Christine Lagarde : Je ne pensais pas que la fonction de ministre de l'Economie serait aussi chronophage

L’expansion.com du 21 novembre 2007
Marc Landré

Qu’est-ce qui vous a le plus surpris lorsque vous êtes devenue ministre de l’Economie le 19 juin ?

La multiplicité des champs couverts, très vaste, est passionnante et étonnante. Il faut passer de la sphère internationale avec les réunions du FMI, de la Banque mondiale et du G7 à l’échelon européen, avec les réunions de l’Ecofin ou les partenaires de l’Eurozone, puis à l’échelon national avec des thématiques comme la consommation, l’industrie, les PME, l’énergie, les banques, l’assurance, l’attractivité de la place de Paris et encore l’emploi, la formation professionnelle ou le tourisme. Le périmètre de mon ministère est différent de ce qu’ont pu connaître mes prédécesseurs. Le Budget est indépendant et Eric Woerth n’a pas de comptes à me rendre, même si nous dialoguons évidemment beaucoup.
Un autre enjeu réside dans l’intégration entre le volet Economie et le volet Emploi et Formation professionnelle, qui n’y a jusqu’à présent jamais figuré, alors que les sujets sont naturellement étroitement liés. La politique industrielle est en lien avec la politique de l’Emploi, ce qui devrait permettre, notamment par le point de passage qu’est la formation professionnelle, de parvenir à une véritable cohérence. Mais Grenelle et Bercy, ce ne sont pas les mêmes maisons, les mêmes cultures, les mêmes histoires, les mêmes statuts et il y a un point de convergence et un équilibre à trouver. Il va falloir progressivement construire une identité commune, chacun ayant apporté sa diversité. C’est en faisant se rencontrer les gens et travailler ensemble dans les réunions que l’on parviendra à former le couple Economie-Emploi. Et sur le plan géographique, en réunissant toutes les équipes sur place au 1er janvier 2008.

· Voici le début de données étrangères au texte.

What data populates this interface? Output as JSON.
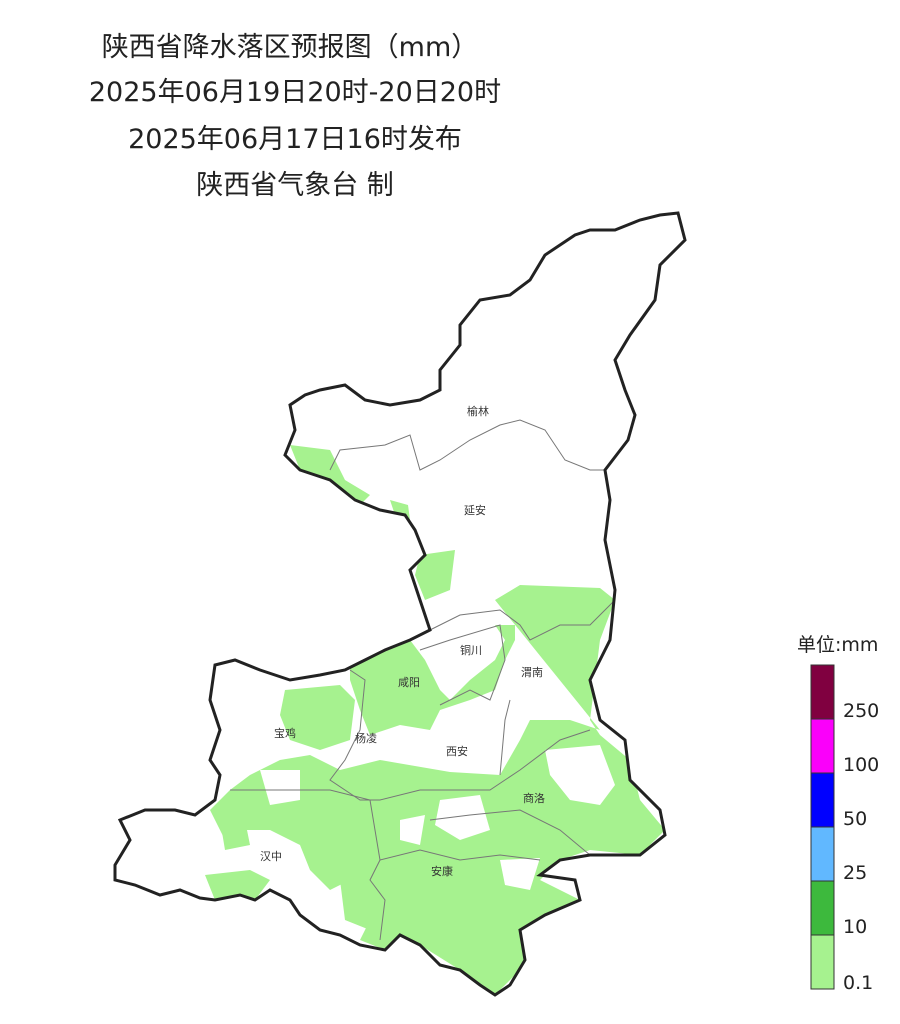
{
  "title": "陕西省降水落区预报图（mm）",
  "valid_period": "2025年06月19日20时-20日20时",
  "issued": "2025年06月17日16时发布",
  "producer": "陕西省气象台 制",
  "cities": [
    "榆林",
    "延安",
    "铜川",
    "渭南",
    "咸阳",
    "宝鸡",
    "杨凌",
    "西安",
    "商洛",
    "汉中",
    "安康"
  ],
  "legend": {
    "unit": "单位:mm",
    "levels": [
      {
        "value": 0.1,
        "color": "#a6f28f"
      },
      {
        "value": 10,
        "color": "#3db93d"
      },
      {
        "value": 25,
        "color": "#61b8ff"
      },
      {
        "value": 50,
        "color": "#0000ff"
      },
      {
        "value": 100,
        "color": "#fa00fa"
      },
      {
        "value": 250,
        "color": "#800040"
      }
    ]
  }
}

Comment faites-vous face à cette multiplicité ?

En travaillant beaucoup. Sur la loi Travail, emploi et pouvoir d’achat, j’ai été nommée le mardi 19 juin au matin, j’ai ouvert le dossier à 16h et on a travaillé toute la nuit pour présenter le projet de loi le lendemain matin en conseil des ministres, avant de dérouler ensuite au Parlement en discussion générale. J’ai besoin de comprendre ce que je défends, ce qui demande beaucoup de travail. Ce qui était important pour le conseil des ministres, c’était de comprendre les grands principes du projet de loi. Si vous travaillez 12 heures d’arrache pied avec une bonne équipe, vous comprenez les équilibres et les grands principes. Avec du travail, on arrive à tout. Il faut y passer la nuit et souvent sauter les week-end.

Qu’avez-vous sacrifié pour ce poste ?

Des morceaux de vie de famille, une vie sociale. Je suis par exemple infichue de vous dire quel est le dernier film que j’ai vu. Je n’ai pas beaucoup le temps de lire et je ne suis pas allée au théâtre depuis des lustres. Je ne pensais pas que la fonction de ministre de l’Economie, des Finances et de l’Emploi serait aussi chronophage. J’étais très prise lorsque j’étais au Commerce extérieur parce que je passais 60% de mon temps hors de France. Mais lorsque j’étais là, j’étais disponible pour ce que j’avais prévu de faire. A l’Economie, c’est différent : on appréhende peu la variété et la multiplicité des chantiers.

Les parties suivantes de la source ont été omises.